The spinach tested positive for the same strain of E. coli linked to the outbreak, Acheson said. Dole is one of the brands of spinach recalled Friday by Natural Selection Foods LLC of San Juan Bautista, California.
The tainted greens — conventionally grown spinach and not organic — came from one of the farms that supplies spinach to Natural Selection, said Samantha Cabaluna, spokeswoman for Natural Selection.
Government and industry officials were working on how to allow spinach grown elsewhere back on the market, Acheson said.
New Jersey Democratic Sens. Robert Menendez and Frank R. Lautenberg urged the FDA to assure the public spinach grown in their state was safe.
"As the nation’s fourth-largest spinach producer, spinach farming is a multimillion-dollar industry for the Garden State," Menendez said. "That is why we are imploring the FDA to move quickly in identifying the source of the infected spinach."
Investigators began visiting farms in the Salinas Valley on Tuesday, seeking signs of past flooding or cases in which contaminated surface areas had come into contact with crops. They also were looking for potential sources of bacteria inside packing plants.

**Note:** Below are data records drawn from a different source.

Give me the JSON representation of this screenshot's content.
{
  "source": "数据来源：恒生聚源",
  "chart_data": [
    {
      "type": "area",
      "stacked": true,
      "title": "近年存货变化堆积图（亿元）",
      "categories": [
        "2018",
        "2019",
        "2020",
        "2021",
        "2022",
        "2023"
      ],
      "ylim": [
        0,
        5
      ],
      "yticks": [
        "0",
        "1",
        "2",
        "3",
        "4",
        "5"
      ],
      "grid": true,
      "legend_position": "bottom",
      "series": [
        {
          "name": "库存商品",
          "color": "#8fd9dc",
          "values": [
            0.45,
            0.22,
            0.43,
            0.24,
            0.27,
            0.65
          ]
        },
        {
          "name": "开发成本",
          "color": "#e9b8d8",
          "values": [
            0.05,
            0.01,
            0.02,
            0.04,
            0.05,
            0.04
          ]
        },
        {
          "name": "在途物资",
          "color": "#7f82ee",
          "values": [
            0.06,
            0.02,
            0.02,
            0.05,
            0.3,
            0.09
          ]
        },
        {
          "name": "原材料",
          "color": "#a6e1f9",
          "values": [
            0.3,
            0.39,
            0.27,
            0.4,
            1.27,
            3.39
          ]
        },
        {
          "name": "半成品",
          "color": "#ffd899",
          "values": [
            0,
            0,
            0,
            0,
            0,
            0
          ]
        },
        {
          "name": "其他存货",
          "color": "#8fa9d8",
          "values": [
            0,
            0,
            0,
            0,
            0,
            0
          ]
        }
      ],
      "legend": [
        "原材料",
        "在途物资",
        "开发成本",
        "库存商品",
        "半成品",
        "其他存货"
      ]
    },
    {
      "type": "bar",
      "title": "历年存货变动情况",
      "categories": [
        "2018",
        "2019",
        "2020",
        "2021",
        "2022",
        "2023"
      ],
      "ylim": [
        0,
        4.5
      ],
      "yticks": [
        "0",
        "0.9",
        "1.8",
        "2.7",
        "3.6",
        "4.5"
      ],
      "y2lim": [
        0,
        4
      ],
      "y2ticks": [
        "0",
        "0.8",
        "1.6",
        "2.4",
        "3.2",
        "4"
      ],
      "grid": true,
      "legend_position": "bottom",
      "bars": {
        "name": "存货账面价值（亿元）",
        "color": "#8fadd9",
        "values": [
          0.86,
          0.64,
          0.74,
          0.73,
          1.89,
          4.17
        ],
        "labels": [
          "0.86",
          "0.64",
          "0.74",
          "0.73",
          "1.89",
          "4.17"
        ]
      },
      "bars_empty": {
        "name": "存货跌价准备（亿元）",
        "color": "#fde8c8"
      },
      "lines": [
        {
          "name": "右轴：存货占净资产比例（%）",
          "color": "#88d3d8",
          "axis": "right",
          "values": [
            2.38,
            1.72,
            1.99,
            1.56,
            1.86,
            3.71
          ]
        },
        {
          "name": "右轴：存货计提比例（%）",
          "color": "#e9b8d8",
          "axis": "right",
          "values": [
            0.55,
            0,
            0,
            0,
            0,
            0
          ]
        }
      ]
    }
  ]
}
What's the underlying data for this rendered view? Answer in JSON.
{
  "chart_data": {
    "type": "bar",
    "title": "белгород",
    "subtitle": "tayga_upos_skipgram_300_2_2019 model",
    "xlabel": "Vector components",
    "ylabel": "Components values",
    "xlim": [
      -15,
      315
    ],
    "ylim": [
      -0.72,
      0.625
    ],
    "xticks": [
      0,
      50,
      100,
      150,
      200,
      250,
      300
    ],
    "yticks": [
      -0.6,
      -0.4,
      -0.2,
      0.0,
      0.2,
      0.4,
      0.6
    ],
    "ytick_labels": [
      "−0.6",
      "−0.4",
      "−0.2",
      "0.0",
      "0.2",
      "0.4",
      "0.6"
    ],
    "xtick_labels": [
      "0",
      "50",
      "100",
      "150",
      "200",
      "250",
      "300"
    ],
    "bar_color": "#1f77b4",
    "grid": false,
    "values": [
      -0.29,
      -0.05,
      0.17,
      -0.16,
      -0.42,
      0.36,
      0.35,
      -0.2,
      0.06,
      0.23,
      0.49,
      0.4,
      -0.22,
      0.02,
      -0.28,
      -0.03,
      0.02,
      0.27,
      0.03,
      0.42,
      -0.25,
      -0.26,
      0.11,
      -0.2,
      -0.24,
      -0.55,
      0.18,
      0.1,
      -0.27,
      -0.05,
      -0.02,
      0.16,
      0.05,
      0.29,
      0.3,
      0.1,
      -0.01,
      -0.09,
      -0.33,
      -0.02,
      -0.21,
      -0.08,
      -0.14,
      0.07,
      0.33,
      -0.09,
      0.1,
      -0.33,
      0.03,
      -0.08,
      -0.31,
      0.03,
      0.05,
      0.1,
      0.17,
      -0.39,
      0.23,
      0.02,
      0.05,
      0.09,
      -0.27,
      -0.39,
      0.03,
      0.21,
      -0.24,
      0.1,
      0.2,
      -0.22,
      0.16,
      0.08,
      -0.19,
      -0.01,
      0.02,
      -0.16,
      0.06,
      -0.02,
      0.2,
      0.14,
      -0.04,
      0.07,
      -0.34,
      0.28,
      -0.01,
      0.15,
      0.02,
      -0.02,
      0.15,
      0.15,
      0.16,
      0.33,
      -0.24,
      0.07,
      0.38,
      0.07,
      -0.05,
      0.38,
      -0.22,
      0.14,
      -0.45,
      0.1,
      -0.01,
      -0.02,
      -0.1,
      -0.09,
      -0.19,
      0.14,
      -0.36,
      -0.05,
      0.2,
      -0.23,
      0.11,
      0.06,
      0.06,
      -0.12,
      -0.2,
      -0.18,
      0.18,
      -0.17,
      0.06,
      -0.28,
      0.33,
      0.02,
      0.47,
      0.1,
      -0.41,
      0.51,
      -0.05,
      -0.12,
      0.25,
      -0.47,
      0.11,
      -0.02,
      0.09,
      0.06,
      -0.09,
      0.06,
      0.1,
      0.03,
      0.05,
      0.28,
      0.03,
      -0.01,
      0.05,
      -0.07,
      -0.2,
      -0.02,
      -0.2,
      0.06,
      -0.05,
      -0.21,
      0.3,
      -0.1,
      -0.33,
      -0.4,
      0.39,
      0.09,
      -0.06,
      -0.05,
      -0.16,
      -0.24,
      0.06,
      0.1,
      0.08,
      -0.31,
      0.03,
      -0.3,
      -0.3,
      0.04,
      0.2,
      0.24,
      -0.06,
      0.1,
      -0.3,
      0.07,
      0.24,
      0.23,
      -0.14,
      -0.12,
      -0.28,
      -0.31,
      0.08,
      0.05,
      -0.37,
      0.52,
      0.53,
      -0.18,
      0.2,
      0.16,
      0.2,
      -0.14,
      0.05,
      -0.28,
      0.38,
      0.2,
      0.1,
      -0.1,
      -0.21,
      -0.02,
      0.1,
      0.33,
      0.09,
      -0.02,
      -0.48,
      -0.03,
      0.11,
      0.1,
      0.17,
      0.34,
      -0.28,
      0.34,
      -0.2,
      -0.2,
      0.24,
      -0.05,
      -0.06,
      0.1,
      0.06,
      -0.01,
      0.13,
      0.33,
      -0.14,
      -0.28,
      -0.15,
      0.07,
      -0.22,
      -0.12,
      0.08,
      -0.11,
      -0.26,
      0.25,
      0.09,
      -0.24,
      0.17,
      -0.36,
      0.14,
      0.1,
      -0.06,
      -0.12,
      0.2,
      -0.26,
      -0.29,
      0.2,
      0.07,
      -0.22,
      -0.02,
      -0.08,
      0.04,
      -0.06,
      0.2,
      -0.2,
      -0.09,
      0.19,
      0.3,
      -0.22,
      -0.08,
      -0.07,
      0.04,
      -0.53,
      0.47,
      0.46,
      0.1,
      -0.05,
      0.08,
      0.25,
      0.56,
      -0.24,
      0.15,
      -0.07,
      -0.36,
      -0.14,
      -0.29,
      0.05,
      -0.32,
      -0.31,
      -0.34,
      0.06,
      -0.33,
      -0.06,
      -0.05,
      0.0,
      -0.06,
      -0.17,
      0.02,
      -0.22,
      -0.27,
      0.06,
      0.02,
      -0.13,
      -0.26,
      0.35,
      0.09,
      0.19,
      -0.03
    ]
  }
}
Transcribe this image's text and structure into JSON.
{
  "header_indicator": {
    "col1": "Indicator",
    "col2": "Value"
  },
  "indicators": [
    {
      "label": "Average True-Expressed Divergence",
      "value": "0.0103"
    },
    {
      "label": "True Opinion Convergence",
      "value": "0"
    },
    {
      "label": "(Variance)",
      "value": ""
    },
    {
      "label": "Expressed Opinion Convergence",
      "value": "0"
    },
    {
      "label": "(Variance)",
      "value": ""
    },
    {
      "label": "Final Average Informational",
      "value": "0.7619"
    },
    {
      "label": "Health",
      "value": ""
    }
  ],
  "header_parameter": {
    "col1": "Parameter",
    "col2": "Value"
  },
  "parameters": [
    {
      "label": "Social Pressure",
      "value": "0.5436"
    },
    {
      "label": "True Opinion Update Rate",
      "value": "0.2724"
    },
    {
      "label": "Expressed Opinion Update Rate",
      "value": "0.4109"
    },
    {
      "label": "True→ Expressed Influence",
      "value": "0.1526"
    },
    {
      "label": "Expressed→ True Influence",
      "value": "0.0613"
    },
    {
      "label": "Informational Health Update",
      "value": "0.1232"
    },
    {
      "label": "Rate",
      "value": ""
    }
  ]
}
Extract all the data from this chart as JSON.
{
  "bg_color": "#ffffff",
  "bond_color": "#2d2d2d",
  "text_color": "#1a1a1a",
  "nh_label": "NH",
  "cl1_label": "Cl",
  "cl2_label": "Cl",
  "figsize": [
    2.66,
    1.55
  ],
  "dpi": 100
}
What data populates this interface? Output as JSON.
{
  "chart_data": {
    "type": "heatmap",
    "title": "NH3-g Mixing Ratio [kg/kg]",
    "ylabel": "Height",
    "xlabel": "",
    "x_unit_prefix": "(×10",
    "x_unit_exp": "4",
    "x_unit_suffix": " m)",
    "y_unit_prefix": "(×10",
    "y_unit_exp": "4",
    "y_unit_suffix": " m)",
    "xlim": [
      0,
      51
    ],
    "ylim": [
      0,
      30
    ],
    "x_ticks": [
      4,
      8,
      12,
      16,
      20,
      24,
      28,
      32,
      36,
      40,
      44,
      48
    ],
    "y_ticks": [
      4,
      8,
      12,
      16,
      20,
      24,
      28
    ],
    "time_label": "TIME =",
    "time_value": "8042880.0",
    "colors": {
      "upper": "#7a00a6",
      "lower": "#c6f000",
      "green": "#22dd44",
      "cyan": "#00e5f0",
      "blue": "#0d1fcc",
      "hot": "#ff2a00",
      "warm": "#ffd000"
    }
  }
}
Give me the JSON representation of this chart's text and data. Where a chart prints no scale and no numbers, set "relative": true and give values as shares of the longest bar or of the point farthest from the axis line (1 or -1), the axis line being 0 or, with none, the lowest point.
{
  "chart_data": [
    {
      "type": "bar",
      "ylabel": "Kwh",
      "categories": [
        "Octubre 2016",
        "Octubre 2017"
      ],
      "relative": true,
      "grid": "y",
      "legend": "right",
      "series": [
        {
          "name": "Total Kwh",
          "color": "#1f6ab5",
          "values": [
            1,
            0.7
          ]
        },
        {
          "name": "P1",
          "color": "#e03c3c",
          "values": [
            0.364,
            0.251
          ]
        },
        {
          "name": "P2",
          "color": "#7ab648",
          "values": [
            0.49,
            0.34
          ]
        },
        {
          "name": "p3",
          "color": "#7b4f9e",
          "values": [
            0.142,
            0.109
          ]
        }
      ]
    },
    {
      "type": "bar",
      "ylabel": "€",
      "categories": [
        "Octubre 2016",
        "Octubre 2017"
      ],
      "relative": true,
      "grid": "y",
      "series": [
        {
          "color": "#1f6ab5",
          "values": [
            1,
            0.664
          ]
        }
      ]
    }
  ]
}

California produces 74 percent of the nation’s fresh spinach crop. The Salinas Valley accounts for roughly three-quarters of the state’s share, and it has been the focus of the investigation. The area has links to both Natural Selection Foods and a second company that also recalled fresh spinach products, River Ranch Fresh Foods of Salinas.
A third company, RLB Food Distributors of West Caldwell, New Jersey, has recalled Balducci’s and FreshPro brand spinach products distributed to East Coast states because some of the spinach could have come from Natural Selection Foods.
Arizona and Colorado on Wednesday joined the list of states reporting E. coli cases. The others are California, Connecticut, Idaho, Illinois, Indiana, Kentucky, Maine, Michigan, Minnesota, Nebraska, New Mexico, Nevada, New York, Ohio, Oregon, Pennsylvania, Utah, Virginia, Washington, Wisconsin and Wyoming. Wisconsin has reported the most cases, as well as the lone death.
Among those sickened, 71 percent were women. Among those victims who could provide a date, they reported falling sick between August 19 and September 5, according to the Centers for Disease Control and Prevention.
New Mexico’s public health laboratory isolated E. coli from the bag of opened spinach and then completed "DNA fingerprinting" tests late Tuesday. State and federal officials then matched it to the strain of the bacteria — E. coli O157:H7 — implicated in the outbreak.